Fait de s'attacher opiniâtrement à une idée, à un sentiment, à une entreprise.

Synonyme : acharnement, entêtement.

Vulcain : lautuv (têtu)


Malheureusement pour moi, je commençai sérieusement à me demander si, dans le dictionnaire, à côté de la définition du mot obstination, ne se trouvait pas une photo de Jim Kirk. Je comptai m'enfermer dans la quiétude de mes quartiers, mais c'était sans compter sur son entêtement à m'y suivre. Je me résignai donc à le laisser entrer. Ce qu'il fit, sans se faire prier, soulagé que je ne le mette pas dehors.

Ce n'était pas une première. Nos parties d'échec se déroulaient parfois ici. Familier des lieux, il sembla hésiter un instant, entre s'asseoir sur un fauteuil ou sur mon lit. Je n'étais pas croyant. Il n'y avait pas réellement de religion, dans ma culture. Néanmoins, je me surpris à prier. Prier pour qu'il ne fasse pas le pire choix possible, parce que ma tolérance atteignait, lentement mais sûrement, ses limites. Mon souffle se relâcha, imperceptiblement, quand il fit un pas vers le siège, pour finalement se bloquer, quand il s'y vautra. Littéralement. Une jambe passée par-dessus l'accoudoir, l'autre nonchalamment écartée, un pied se balançant dans le vide, l'autre simplement posé au sol, un bras appuyé sur le dossier, une main négligemment jetée sur sa cuisse, il leva ses yeux trop bleus vers moi. Et, je jure devant Surak, que j'allais le dévorer vivant.

Mais, le moment passa, je repris mon contrôle et m'installai sur le deuxième siège d'une manière beaucoup plus correcte.

« Es-tu décidé à parler ? »

Je le jaugeai du regard, connaissant suffisamment l'homme pour savoir que je ne m'en sortirai pas avec des demi-vérités. Mais, si certains mots ne sortiraient pas de ma bouche, il méritait de savoir certaines choses.

« Nyota a mis fin à notre liaison. »

Il me fixa, la mâchoire pendante, ne s'attendant visiblement pas à ça.

« Je… Je suis navré, Spock. » Dit-il, simplement. Et je savais que c'était ce que faisaient les humains, dans de telles circonstances.

« Il est inutile de l'être. Notre relation était revenue à un stade amical depuis un certain temps. Je le savais, elle le savait. Je lui ai juste laissé le temps nécessaire pour enfin agir. »

« Et, y a-t-il une raison à cela ? »

Il serait bon pour tout le monde et surtout pour toi-même, que tu admettes enfin que tu es amoureux de lui !

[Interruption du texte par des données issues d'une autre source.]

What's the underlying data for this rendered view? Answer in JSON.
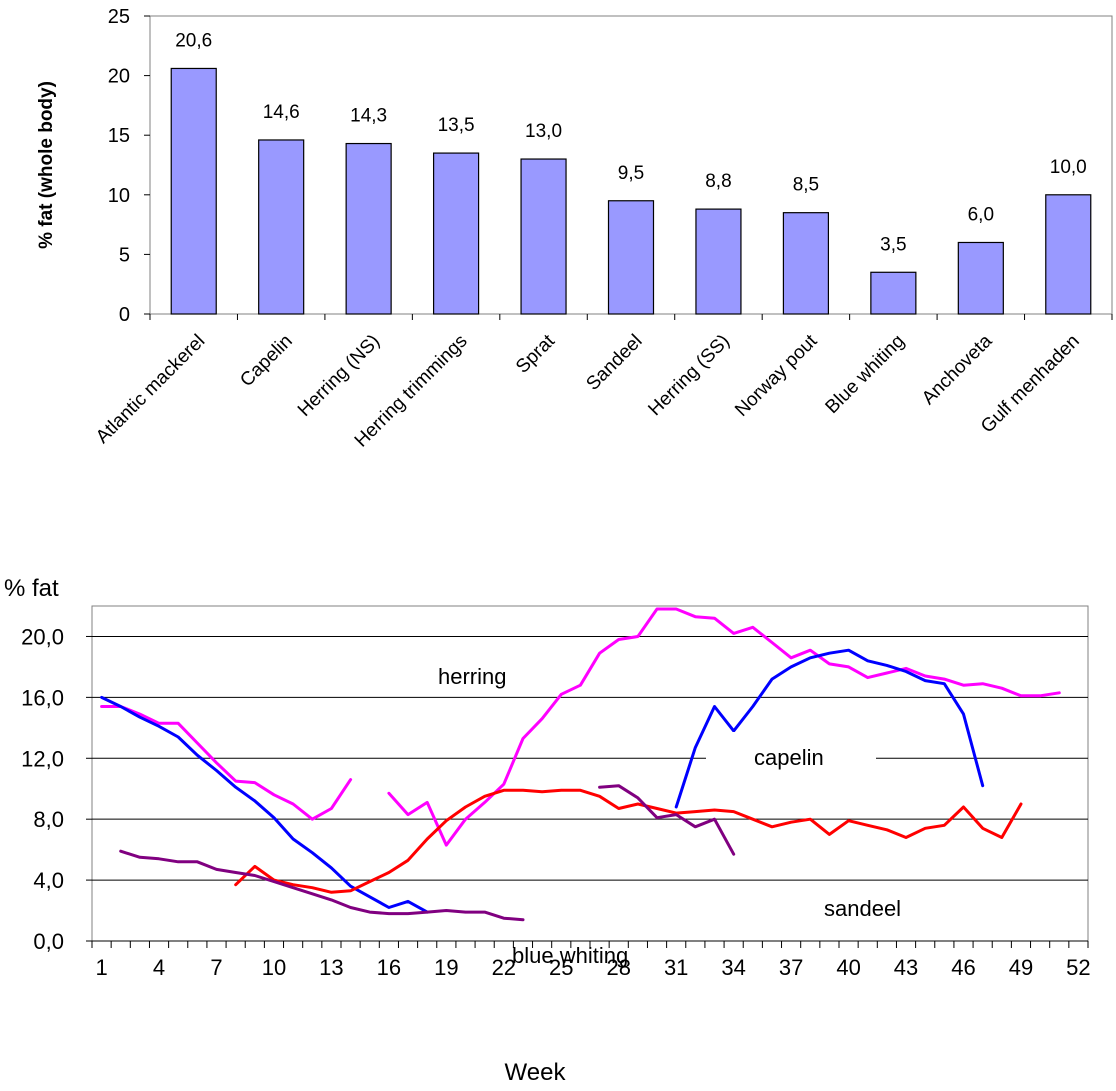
{
  "chart_data": [
    {
      "type": "bar",
      "ylabel": "% fat (whole body)",
      "ylim": [
        0,
        25
      ],
      "yticks": [
        "0",
        "5",
        "10",
        "15",
        "20",
        "25"
      ],
      "categories": [
        "Atlantic mackerel",
        "Capelin",
        "Herring (NS)",
        "Herring trimmings",
        "Sprat",
        "Sandeel",
        "Herring (SS)",
        "Norway pout",
        "Blue whiting",
        "Anchoveta",
        "Gulf menhaden"
      ],
      "values": [
        20.6,
        14.6,
        14.3,
        13.5,
        13.0,
        9.5,
        8.8,
        8.5,
        3.5,
        6.0,
        10.0
      ],
      "value_labels": [
        "20,6",
        "14,6",
        "14,3",
        "13,5",
        "13,0",
        "9,5",
        "8,8",
        "8,5",
        "3,5",
        "6,0",
        "10,0"
      ],
      "bar_color": "#9999ff",
      "grid": false
    },
    {
      "type": "line",
      "ylabel": "% fat",
      "xlabel": "Week",
      "xlim": [
        1,
        52
      ],
      "ylim": [
        0,
        22
      ],
      "xticks": [
        "1",
        "4",
        "7",
        "10",
        "13",
        "16",
        "19",
        "22",
        "25",
        "28",
        "31",
        "34",
        "37",
        "40",
        "43",
        "46",
        "49",
        "52"
      ],
      "yticks": [
        "0,0",
        "4,0",
        "8,0",
        "12,0",
        "16,0",
        "20,0"
      ],
      "grid": true,
      "series": [
        {
          "name": "herring",
          "color": "#ff00ff",
          "segments": [
            [
              [
                1,
                15.4
              ],
              [
                2,
                15.4
              ],
              [
                3,
                14.9
              ],
              [
                4,
                14.3
              ],
              [
                5,
                14.3
              ],
              [
                6,
                13.0
              ],
              [
                7,
                11.7
              ],
              [
                8,
                10.5
              ],
              [
                9,
                10.4
              ],
              [
                10,
                9.6
              ],
              [
                11,
                9.0
              ],
              [
                12,
                8.0
              ],
              [
                13,
                8.7
              ],
              [
                14,
                10.6
              ]
            ],
            [
              [
                16,
                9.7
              ],
              [
                17,
                8.3
              ],
              [
                18,
                9.1
              ],
              [
                19,
                6.3
              ],
              [
                20,
                8.0
              ],
              [
                21,
                9.1
              ],
              [
                22,
                10.3
              ],
              [
                23,
                13.3
              ],
              [
                24,
                14.6
              ],
              [
                25,
                16.2
              ],
              [
                26,
                16.8
              ],
              [
                27,
                18.9
              ],
              [
                28,
                19.8
              ],
              [
                29,
                20.0
              ],
              [
                30,
                21.8
              ],
              [
                31,
                21.8
              ],
              [
                32,
                21.3
              ],
              [
                33,
                21.2
              ],
              [
                34,
                20.2
              ],
              [
                35,
                20.6
              ],
              [
                36,
                19.6
              ],
              [
                37,
                18.6
              ],
              [
                38,
                19.1
              ],
              [
                39,
                18.2
              ],
              [
                40,
                18.0
              ],
              [
                41,
                17.3
              ],
              [
                42,
                17.6
              ],
              [
                43,
                17.9
              ],
              [
                44,
                17.4
              ],
              [
                45,
                17.2
              ],
              [
                46,
                16.8
              ],
              [
                47,
                16.9
              ],
              [
                48,
                16.6
              ],
              [
                49,
                16.1
              ],
              [
                50,
                16.1
              ],
              [
                51,
                16.3
              ]
            ]
          ]
        },
        {
          "name": "capelin",
          "color": "#0000ff",
          "segments": [
            [
              [
                1,
                16.0
              ],
              [
                2,
                15.4
              ],
              [
                3,
                14.7
              ],
              [
                4,
                14.1
              ],
              [
                5,
                13.4
              ],
              [
                6,
                12.2
              ],
              [
                7,
                11.2
              ],
              [
                8,
                10.1
              ],
              [
                9,
                9.2
              ],
              [
                10,
                8.1
              ],
              [
                11,
                6.7
              ],
              [
                12,
                5.8
              ],
              [
                13,
                4.8
              ],
              [
                14,
                3.6
              ],
              [
                15,
                2.9
              ],
              [
                16,
                2.2
              ],
              [
                17,
                2.6
              ],
              [
                18,
                1.9
              ]
            ],
            [
              [
                31,
                8.8
              ],
              [
                32,
                12.7
              ],
              [
                33,
                15.4
              ],
              [
                34,
                13.8
              ],
              [
                35,
                15.4
              ],
              [
                36,
                17.2
              ],
              [
                37,
                18.0
              ],
              [
                38,
                18.6
              ],
              [
                39,
                18.9
              ],
              [
                40,
                19.1
              ],
              [
                41,
                18.4
              ],
              [
                42,
                18.1
              ],
              [
                43,
                17.7
              ],
              [
                44,
                17.1
              ],
              [
                45,
                16.9
              ],
              [
                46,
                14.9
              ],
              [
                47,
                10.2
              ]
            ]
          ]
        },
        {
          "name": "sandeel",
          "color": "#ff0000",
          "segments": [
            [
              [
                8,
                3.7
              ],
              [
                9,
                4.9
              ],
              [
                10,
                4.0
              ],
              [
                11,
                3.7
              ],
              [
                12,
                3.5
              ],
              [
                13,
                3.2
              ],
              [
                14,
                3.3
              ],
              [
                15,
                3.9
              ],
              [
                16,
                4.5
              ],
              [
                17,
                5.3
              ],
              [
                18,
                6.7
              ],
              [
                19,
                7.9
              ],
              [
                20,
                8.8
              ],
              [
                21,
                9.5
              ],
              [
                22,
                9.9
              ],
              [
                23,
                9.9
              ],
              [
                24,
                9.8
              ],
              [
                25,
                9.9
              ],
              [
                26,
                9.9
              ],
              [
                27,
                9.5
              ],
              [
                28,
                8.7
              ],
              [
                29,
                9.0
              ],
              [
                30,
                8.7
              ],
              [
                31,
                8.4
              ],
              [
                32,
                8.5
              ],
              [
                33,
                8.6
              ],
              [
                34,
                8.5
              ],
              [
                35,
                8.0
              ],
              [
                36,
                7.5
              ],
              [
                37,
                7.8
              ],
              [
                38,
                8.0
              ],
              [
                39,
                7.0
              ],
              [
                40,
                7.9
              ],
              [
                41,
                7.6
              ],
              [
                42,
                7.3
              ],
              [
                43,
                6.8
              ],
              [
                44,
                7.4
              ],
              [
                45,
                7.6
              ],
              [
                46,
                8.8
              ],
              [
                47,
                7.4
              ],
              [
                48,
                6.8
              ],
              [
                49,
                9.0
              ]
            ]
          ]
        },
        {
          "name": "blue whiting",
          "color": "#800080",
          "segments": [
            [
              [
                2,
                5.9
              ],
              [
                3,
                5.5
              ],
              [
                4,
                5.4
              ],
              [
                5,
                5.2
              ],
              [
                6,
                5.2
              ],
              [
                7,
                4.7
              ],
              [
                8,
                4.5
              ],
              [
                9,
                4.3
              ],
              [
                10,
                3.9
              ],
              [
                11,
                3.5
              ],
              [
                12,
                3.1
              ],
              [
                13,
                2.7
              ],
              [
                14,
                2.2
              ],
              [
                15,
                1.9
              ],
              [
                16,
                1.8
              ],
              [
                17,
                1.8
              ],
              [
                18,
                1.9
              ],
              [
                19,
                2.0
              ],
              [
                20,
                1.9
              ],
              [
                21,
                1.9
              ],
              [
                22,
                1.5
              ],
              [
                23,
                1.4
              ]
            ],
            [
              [
                27,
                10.1
              ],
              [
                28,
                10.2
              ],
              [
                29,
                9.4
              ],
              [
                30,
                8.1
              ],
              [
                31,
                8.3
              ],
              [
                32,
                7.5
              ],
              [
                33,
                8.0
              ],
              [
                34,
                5.7
              ]
            ]
          ]
        }
      ],
      "annotations": [
        "herring",
        "capelin",
        "sandeel",
        "blue whiting"
      ]
    }
  ]
}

« Aucune en particulier. »

« Tu n'as jamais été doué pour le mensonge. Tu le sais ça ? Enfin, pas avec moi, en tout cas. » Affirma-t-il, quelque part entre l'amusement et la vexation.

Il humidifia ses lèvres de sa langue et, comme hypnotisé par ce geste, mes yeux se vrillèrent sur sa bouche.

« Je ne suis peut-être pas un expert en émotions. » Ses lèvres bougèrent pour formuler ces mots et je n'eus pas la force de m'en détacher. Mon champ de vision sembla se réduire, comme s'il n'existait plus rien d'autre que cette bouche insolente. « Mais, il y a en une, parmi toutes les autres, que j'ai si souvent vue, que je ne peux pas la rater, ni la confondre avec autre chose. » Il fallait qu'il arrête de parler. Maintenant. « Spock. » Mon nom claqua dans l'air et je reportai mon attention sur ses yeux. « Le désir, dans ton regard, est tellement violent. J'ai l'impression que si j'ai l'audace de te frôler, tu vas exploser. »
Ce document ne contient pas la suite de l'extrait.